Former Attorney General Lynch Distances Herself from Russian Lawyer

Former Attorney General Loretta Lynch on Thursday distanced herself from the Russian lawyer that gained passage into the U.S. before landing a meeting with Donald Trump Jr. during the 2016 campaign.

At a press conference in France earlier Thursday, President Donald Trump blamed the Obama administration and Lynch’s Justice Department for allowing Natalia Veselnitskaya into the country, The Hill reports.

In a statement, a spokesperson for Lynch said the former attorney general “does not have any personal knowledge of Ms. Veselnitskaya’s travel.” In his remarks in France, Trump appeared to cite a report in The Hill that the Justice Department issued Veselnitskaya a special immigration waiver so that she could defend her client, a Russian firm, in an asset forfeiture case in New York.

The U.S. Attorney’s office in New York told The Hill that it let Veselnitskaya into the country on a grant of immigration parole from October 2015 to early January 2016 after her initial request for a visa had been denied.
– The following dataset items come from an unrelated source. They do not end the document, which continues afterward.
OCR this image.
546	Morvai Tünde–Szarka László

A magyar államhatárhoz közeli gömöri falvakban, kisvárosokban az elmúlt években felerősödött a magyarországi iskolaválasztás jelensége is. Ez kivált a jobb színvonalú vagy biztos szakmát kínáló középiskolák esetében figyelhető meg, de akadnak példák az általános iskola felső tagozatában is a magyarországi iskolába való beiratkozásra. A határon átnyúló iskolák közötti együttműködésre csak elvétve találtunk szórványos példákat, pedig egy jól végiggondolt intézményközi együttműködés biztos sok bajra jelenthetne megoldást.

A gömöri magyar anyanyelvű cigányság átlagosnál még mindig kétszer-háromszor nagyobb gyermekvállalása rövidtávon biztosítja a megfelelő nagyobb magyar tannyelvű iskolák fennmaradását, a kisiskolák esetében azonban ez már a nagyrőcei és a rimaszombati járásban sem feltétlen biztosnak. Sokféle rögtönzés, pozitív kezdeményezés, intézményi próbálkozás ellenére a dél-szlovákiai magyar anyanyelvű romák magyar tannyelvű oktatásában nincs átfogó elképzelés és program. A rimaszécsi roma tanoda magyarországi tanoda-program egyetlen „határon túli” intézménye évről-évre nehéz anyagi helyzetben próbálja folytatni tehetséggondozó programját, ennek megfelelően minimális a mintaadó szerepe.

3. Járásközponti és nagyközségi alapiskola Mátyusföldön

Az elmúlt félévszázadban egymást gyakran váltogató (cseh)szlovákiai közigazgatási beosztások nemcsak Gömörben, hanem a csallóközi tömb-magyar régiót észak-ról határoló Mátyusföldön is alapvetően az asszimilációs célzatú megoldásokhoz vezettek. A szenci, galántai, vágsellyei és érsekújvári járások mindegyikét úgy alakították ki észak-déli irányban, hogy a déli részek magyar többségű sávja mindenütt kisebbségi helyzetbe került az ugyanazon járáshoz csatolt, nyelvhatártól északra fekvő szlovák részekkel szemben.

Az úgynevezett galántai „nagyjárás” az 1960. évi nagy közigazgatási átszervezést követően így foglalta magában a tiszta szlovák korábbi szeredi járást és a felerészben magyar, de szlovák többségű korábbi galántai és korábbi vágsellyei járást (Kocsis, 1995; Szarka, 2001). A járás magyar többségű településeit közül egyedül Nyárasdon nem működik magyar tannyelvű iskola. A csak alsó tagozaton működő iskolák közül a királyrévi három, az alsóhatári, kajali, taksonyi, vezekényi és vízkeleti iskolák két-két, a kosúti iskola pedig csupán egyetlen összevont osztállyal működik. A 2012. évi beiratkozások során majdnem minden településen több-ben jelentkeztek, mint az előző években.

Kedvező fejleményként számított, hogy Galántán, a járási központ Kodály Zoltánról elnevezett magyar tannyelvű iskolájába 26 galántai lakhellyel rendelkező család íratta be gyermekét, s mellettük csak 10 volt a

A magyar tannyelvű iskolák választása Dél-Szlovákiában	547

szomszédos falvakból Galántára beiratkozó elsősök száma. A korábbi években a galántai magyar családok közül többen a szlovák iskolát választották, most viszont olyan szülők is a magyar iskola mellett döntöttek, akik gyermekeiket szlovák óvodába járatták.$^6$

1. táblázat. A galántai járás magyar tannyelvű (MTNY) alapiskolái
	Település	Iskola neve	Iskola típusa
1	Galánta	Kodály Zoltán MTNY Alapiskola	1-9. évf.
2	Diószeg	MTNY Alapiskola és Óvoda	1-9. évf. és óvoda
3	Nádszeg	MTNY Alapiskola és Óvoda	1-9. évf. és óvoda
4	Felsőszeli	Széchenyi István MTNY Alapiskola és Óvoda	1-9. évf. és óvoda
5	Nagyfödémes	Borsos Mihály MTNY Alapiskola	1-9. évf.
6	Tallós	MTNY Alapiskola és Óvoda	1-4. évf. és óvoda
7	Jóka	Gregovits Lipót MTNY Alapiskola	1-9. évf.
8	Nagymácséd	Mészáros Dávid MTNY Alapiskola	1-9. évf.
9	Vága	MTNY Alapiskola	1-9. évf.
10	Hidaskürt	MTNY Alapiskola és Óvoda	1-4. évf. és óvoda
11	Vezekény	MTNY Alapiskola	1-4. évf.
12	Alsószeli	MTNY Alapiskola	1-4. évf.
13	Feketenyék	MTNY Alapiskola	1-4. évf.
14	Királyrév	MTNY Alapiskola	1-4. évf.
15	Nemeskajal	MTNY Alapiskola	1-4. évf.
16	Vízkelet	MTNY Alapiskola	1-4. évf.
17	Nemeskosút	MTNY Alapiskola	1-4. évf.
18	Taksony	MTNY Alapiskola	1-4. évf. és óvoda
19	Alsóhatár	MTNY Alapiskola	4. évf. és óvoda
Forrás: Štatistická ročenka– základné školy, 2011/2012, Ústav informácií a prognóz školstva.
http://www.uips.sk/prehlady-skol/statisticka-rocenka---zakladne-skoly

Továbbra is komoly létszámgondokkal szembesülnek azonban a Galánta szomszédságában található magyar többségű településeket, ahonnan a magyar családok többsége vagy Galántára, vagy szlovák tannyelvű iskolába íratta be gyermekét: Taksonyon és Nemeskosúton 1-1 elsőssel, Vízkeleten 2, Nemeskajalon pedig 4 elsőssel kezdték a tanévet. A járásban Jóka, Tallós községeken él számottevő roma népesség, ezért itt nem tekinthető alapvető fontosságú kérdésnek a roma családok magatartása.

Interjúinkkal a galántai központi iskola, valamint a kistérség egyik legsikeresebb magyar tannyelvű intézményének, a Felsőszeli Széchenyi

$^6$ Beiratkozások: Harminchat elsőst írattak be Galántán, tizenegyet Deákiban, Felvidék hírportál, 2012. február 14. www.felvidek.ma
Court records show that when Veselnitskaya sought permission to extend her stay, the U.S. attorney at the hearing told the judge that the special visa the Russian lawyer received was part of a “discretionary act that the statute allows the attorney general to do in extraordinary circumstances.”

The U.S. attorney described the grant of parole immigration as extremely rare.

“In October the government bypassed the normal visa process and gave a type of extraordinary permission to enter the country called immigration parole,” Assistant U.S. Attorney Paul Monteleoni said to the judge during a hearing on Jan. 6, 2016.

“That’s a discretionary act that the statute allows the attorney general to do in extraordinary circumstances. In this case, we did that so that Mr. Katsyv could testify. And we made the further accommodation of allowing his Russian lawyer into the country to assist,” Monteleoni said.

Lynch’s spokesperson did not address the specifics of that case, but said: “The State Department issues visas, and the Department of Homeland Security oversees entry to the United States at airports.”

Veselnitskaya was granted the special immigration parole for the limited purpose of defending a company owned by a Russian businessman in a Justice Department asset forfeiture case, but later participated in a wide-ranging pro-Russia lobbying campaign.